CHP Lideri Özel, fındık mitinginde konuştu; Utanmadan, sıkılmadan fiyat açıkladılar
CHP Genel Başkanı Özgür Özel, Giresun Fındık Mitingi'nde, fındık için açıklanan 130 TL'lik alım fiyatına tepki göstererek, Bu fiyat Karadeniz'e ihanet fiyatıdır, Karadeniz'in emeğine nankörlüktür. Kabul etmiyoruz. Fındık üreticisini küçük ve hakir görüyorlar, karınca gibi ezmek istiyorlar. Sizi onlara ezdirmeyiz. Karıncanın kardeşi var. O da CHP'dir' ifadelerini kullandı.
Fındık Mitingi için Giresun’da bulunan CHP Lideri Özgür Özel Atatürk Meydanı’nda yaptığı konuşmada, “Güzel Giresun, değerli hemşerilerim, eşimin, kızımın memleketi Giresun, hepinizi saygıyla selamlıyorum.
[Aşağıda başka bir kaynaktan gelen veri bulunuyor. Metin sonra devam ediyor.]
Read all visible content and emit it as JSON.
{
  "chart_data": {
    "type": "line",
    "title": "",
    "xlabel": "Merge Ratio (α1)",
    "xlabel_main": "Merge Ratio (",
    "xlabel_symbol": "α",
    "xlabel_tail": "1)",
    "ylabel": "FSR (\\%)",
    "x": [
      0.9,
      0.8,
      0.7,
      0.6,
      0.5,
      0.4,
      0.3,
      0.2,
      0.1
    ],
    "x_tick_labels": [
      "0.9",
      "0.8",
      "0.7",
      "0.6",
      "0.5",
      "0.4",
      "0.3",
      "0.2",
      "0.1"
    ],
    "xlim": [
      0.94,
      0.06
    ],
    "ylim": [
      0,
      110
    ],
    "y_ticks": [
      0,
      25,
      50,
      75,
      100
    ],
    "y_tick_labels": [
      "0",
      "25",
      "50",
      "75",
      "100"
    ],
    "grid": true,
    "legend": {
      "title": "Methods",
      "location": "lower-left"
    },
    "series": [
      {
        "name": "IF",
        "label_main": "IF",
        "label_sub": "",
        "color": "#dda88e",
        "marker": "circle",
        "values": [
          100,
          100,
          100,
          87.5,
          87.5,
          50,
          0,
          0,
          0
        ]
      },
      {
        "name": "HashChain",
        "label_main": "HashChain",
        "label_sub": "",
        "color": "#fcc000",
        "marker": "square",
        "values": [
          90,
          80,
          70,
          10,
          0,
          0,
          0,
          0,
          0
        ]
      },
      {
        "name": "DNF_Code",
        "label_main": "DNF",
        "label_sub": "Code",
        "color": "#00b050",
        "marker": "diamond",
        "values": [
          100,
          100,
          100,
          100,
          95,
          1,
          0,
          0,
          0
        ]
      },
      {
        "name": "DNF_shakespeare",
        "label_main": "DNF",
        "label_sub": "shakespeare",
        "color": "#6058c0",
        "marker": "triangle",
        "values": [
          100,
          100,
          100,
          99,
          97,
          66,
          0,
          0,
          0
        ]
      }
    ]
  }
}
Alnının terini fındık bahçesine damlatan, oradan bereket fışkırtan, bu bereketle çoluğunu, çocuğunun rızkını çıkarmaya çalışan, haramdan ve yalandan korkan Karadeniz’in güzel insanları, hepiniz hoş geldiniz. Yüreğinde vatan, millet, bayrak ve Atatürk sevgisinden başka bir duyguya yer olmayan Karadeniz’in yiğit evlatları, Gazi Mustafa Kemal Atatürk’ün evlatları, hoş geldiniz, hoş geldiniz. Önce bir teşekkür. Son geldiğimde yine meydan gözün alabildiğine doluydu, ara sokaklar doluydu, arka taraflar doluydu. O gün dedim ki, 'Bu Giresun’u bizim almamız lazım. Ben hayal etmiyorum' dedim. 'Ümit ediyorum. Bir daha geldiğimde Giresun Belediyesi’ne gidip kahve içeceğim, Bulancak’a gidip çay içeceği dedim. Beni mahcup etmediniz, Giresun merkezi ve ilçelerimizi kazandırdınız. Artık Giresun yine hak ettiği gibi çalışkan, genç, israfı değil, hizmet önceleyen bir belediye başkanı tarafından çalışacak, bir belediye başkanının çalışmalarıyla kalkınacak, Giresun’un yüzü yine gülüyor. Hepinize seçimde verdiğiniz destek için, beni mahcup etmediğiniz için teşekkür ediyorum. Sağ olun var olun.” dedi. Özel, konuşmasını şöyle sürdürdü:
“UTANMADAN SIKILMADAN, ERİNMEDEN 130 LİRA FİYAT AÇIKLADILAR”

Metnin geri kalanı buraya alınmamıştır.